It was only when I’d started researching adoption -- at the time I’d just made my way through Karin Evans’ The Lost Daughters of China, Kay Ann Johnson’s Wanting a Daughter, Needing a Son, and Nancy McCabe’s Meeting Sophie, A Memoir of Adoption -- that I found out I was pregnant again. As this particular pregnancy progressed successfully from first trimester to second to third, I reflected on the time of the miscarriages. Often made exhausted, weepy, and slow-witted by pregnancy hormones, I tried to write, fumblingly, about what had happened then and about what was happening now. And as I tried to pin things down in words -- these fragile little floppy, half-winged arrangements of sound and letters not big enough, not powerful enough to carry the emotions and experiences I want them to describe -- I believed, with relief, that I’d never again go through such dramatic swings from euphoria to despair and back again.

I was wrong. A month ago my husband’s mother died suddenly and unexpectedly in her sleep. She was only 59 years old. I have never seen a more terrible sight than David’s face as he shouted "What!" and "No!" into the telephone that had woken us from sleep at 4:30 in the morning, as he hung up and crumpled back onto the bed. I hate that horrible black telephone now. Every time I see it I want to smash it to bits and bury them under the melting snow and the rotting leaves in the backyard. The fifteen minute drive that morning from our house to David’s parents’ place was the longest drive of our lives -- and we’ve driven clear across the country from British Columbia to Nova Scotia with an old, sick cat wailing in the front seat between us.

The day after the funeral, tired of spending almost a week cooped up inside the airless, empty house receiving mourners, David, his father, and I found ourselves standing fuzzy-headed and bleary-eyed in a bookstore. We went first to the shelves of books that are supposed to help you deal with death. We stared at the spines of On Death and Dying and I Wasn’t Ready to Say Good-Bye. Then we went to the shelves of books that are supposed to help you deal with new life. We stared at the spines of What to Expect the First Year, Becoming the Parent You Want to Be, and Maternal Desire.

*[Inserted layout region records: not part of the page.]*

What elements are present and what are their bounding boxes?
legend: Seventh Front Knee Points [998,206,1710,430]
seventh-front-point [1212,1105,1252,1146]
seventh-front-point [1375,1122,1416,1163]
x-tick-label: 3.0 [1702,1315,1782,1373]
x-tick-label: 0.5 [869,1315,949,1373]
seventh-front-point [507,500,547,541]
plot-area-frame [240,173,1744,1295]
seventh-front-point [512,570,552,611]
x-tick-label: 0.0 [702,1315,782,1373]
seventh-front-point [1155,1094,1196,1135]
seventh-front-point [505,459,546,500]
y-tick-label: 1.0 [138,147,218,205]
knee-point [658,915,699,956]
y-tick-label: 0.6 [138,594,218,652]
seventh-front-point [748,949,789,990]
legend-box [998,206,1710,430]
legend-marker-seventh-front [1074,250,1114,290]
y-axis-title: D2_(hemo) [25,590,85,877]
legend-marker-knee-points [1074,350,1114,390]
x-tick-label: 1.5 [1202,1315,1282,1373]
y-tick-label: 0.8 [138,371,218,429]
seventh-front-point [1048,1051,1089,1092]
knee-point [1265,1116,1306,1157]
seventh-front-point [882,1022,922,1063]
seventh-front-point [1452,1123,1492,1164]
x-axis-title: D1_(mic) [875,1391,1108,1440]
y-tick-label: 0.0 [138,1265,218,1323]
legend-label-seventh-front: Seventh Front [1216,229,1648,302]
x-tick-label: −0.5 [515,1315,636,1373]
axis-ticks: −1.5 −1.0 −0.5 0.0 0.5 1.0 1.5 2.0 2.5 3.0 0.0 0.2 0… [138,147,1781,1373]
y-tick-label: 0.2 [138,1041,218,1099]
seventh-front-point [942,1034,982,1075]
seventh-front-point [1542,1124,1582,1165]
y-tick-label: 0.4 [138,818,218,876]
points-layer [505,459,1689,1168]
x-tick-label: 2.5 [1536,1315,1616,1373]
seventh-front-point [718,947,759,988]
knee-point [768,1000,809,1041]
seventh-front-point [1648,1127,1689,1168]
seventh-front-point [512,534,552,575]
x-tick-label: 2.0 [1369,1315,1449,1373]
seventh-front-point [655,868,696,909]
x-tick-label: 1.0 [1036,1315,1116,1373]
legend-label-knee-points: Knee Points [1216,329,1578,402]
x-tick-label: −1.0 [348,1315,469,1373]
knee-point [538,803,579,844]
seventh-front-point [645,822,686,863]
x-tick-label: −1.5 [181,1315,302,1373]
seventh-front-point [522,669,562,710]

David’s father burst into tears. "She was so excited about the baby," he said. It’s true. She was. And somehow -- impossibly but also certainly, of course -- through all the grief and the worry and the anger, we still are. Of course we are. But I know better now, I think, this time, than to believe that the worst is over, that things will get easier. The worst isn’t necessarily over, things won’t necessarily get easier, and all those books full of all those words won’t necessarily help. They won’t necessarily help – but, for me at least, they are necessary.